The D5 Graphic Design Blog
This is the second part of a ten part blog series, if you missed the first part, read it here. As part of their 50th anniversary survey GDUSA published a top ten list of the most influential graphic designers working today (amongst other creative professions). I’m going to work, in reverse order, through these top ten designers and establish just what it is that makes them so damn great and more importantly display some of their best works.
#9 Chip Kidd
Kidd’s life story may at first seem to encapsulate the very opposite of what we expect from an artist, over the last 27 years, he has risen through the ranks at Knopf from Junior Assistant to Associate Art Director, the sort of career ladder climbing often entirely dismissed by graphic designers in favour of an idealistic bohemian wanderlust type journey through life’s experiences. Though that’s not to say he hasn’t ticked some of the arty boxes contributing toward the quintessential designer story. He has received a; National Design Award for Communications, the Use of Photography in Design award from the International Center of Photography, “And a bunch of other stuff” as it states on his website. He also works out of New York City, as do the majority of this top ten list. His work has been described as “a revolution in the art of American book packaging” which is reflected in his client list which includes; Amazon, Doubleday, Farrar Straus & Giroux, Grove Press, HarperCollins, Penguin/Putnam, Scribner and Columbia University Press. The man himself is typically eccentric and has the sort of character that is endearing yet polarizes personal judgement. Though he has worked on book packaging for a range of genre’s it is clear that his true passion is with the comic book medium. Let’s take a look at some of his most famous works: (bearing in mind, when Kidd first started at Knopf, he was churning over 75 covers a year so we’re clearly not even going to scratch the surface)
“When trying to recreate one of these creatures, all anyone has to go on is bones, right? So that was the starting point…Not only was the drawing integrated into the movie poster, it became the logo in the film for the park itself…Ultimately, I think it’s safe to say that the Jurassic Park T-Rex became one of the most recognizable logos of the 1990s…[For the sequel], the solution was to take the original art and use it in a different way. There was no need to redraw anything.”
“An epic story of one family’s struggle to survive in the heart of the world’s greatest city at this most symbolic of eras, I knew that it had to convey the sense of one grand epoch ending and giving way to the next. The result is both familiar and futuristic.”
“I was touring for the paperback of Dry. And I was in an airport bookstore, looking for something to read on the plane. I noticed that the store had only one copy of Dry on the table, and I thought, that’s probably a good sign. And as I was standing there, a woman picked up the book, looked it over, and brought it up to the clerk. She said, “Excuse me, do you have another copy of this book? This one looks like it got all wet.” The clerk said, “No I’m sorry. All of them were wet like that.” So the woman PUT THE BOOK BACK and left the store, frowning. I felt so smug and satisfied.”

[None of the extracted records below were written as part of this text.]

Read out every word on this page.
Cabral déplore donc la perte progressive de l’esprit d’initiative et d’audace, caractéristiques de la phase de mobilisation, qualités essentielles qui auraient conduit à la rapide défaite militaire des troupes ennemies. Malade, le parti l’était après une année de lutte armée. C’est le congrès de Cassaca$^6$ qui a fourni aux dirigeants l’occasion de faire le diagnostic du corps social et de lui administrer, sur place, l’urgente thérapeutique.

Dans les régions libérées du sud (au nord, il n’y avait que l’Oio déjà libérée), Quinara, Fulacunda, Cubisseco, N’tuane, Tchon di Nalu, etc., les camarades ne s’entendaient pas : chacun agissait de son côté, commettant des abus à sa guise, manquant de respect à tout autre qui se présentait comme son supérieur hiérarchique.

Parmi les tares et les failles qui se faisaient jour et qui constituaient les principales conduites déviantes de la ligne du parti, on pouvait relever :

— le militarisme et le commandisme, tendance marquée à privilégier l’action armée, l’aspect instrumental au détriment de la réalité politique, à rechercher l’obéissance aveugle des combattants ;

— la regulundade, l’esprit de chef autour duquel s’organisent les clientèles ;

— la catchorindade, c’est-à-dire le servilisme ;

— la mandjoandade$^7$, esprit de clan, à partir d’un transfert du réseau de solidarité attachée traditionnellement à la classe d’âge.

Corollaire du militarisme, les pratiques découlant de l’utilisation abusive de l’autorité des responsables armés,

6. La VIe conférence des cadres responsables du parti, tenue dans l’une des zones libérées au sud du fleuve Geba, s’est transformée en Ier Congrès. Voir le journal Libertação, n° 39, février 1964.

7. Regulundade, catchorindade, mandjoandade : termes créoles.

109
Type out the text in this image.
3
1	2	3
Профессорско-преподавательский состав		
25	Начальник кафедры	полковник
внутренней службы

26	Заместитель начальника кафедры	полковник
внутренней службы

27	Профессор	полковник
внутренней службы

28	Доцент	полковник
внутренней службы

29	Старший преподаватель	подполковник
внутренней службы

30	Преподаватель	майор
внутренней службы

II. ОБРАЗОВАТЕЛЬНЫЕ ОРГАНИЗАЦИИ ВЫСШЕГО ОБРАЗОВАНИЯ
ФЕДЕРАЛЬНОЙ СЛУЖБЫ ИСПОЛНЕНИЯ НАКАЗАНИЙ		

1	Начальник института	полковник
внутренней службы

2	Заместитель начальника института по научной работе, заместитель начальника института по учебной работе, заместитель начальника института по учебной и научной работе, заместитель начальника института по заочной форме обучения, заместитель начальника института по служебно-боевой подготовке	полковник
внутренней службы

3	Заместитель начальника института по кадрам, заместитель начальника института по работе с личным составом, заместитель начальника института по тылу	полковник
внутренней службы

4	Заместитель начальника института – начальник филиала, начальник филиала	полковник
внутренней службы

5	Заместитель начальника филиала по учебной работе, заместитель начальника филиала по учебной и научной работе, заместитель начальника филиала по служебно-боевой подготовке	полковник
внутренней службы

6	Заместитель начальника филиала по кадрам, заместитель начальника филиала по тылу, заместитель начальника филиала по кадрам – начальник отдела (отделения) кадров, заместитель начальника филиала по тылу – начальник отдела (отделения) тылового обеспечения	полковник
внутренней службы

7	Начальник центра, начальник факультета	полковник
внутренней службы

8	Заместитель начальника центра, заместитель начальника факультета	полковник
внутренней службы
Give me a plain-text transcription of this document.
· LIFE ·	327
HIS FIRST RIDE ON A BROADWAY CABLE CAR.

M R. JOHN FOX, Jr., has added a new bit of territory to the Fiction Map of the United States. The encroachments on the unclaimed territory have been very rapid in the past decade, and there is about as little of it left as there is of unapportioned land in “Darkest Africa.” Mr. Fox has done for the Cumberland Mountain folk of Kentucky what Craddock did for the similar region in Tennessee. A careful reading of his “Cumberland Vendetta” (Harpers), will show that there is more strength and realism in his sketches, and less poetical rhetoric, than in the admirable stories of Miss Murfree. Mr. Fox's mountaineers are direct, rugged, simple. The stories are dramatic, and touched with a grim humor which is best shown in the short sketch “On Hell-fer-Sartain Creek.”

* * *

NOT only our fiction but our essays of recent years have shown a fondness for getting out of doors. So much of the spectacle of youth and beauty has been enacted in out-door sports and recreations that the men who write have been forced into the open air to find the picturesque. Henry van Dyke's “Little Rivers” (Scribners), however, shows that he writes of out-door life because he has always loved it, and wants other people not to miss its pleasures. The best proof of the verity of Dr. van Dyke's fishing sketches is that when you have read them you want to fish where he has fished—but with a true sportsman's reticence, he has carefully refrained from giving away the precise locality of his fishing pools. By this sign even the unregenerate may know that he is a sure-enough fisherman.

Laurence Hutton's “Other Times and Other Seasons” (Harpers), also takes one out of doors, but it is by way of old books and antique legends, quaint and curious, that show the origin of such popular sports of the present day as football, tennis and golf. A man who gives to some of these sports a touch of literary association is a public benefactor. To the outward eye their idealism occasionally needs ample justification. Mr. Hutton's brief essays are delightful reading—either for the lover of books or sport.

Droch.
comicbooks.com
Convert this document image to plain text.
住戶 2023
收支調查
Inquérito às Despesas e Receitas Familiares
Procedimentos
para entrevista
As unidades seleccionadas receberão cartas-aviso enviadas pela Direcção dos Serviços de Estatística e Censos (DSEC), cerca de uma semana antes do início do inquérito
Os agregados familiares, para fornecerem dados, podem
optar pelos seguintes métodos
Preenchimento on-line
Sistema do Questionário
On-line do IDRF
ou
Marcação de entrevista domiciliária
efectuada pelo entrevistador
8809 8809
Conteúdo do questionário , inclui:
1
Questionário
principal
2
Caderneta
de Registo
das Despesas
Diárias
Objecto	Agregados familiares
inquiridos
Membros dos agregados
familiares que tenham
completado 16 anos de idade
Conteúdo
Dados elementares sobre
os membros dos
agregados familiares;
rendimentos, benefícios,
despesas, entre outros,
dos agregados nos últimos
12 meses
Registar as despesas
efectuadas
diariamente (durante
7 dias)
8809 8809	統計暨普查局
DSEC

“The Wind-Up Bird Chronicle was the most ambitious and intricate design for a work of fiction I’d ever attempted…While I usually loathe to go so literal with title and imagery, the idea was to make the device on the jacket so relatively large that it can’t be perceived as a whole when wrapped around the book and so becomes completely abstracted.”
Chip Kidd’s style is outstandingly bold, prominent and undoubtedly his own. Certain contributory factors to Kidd’s inclusion in this list.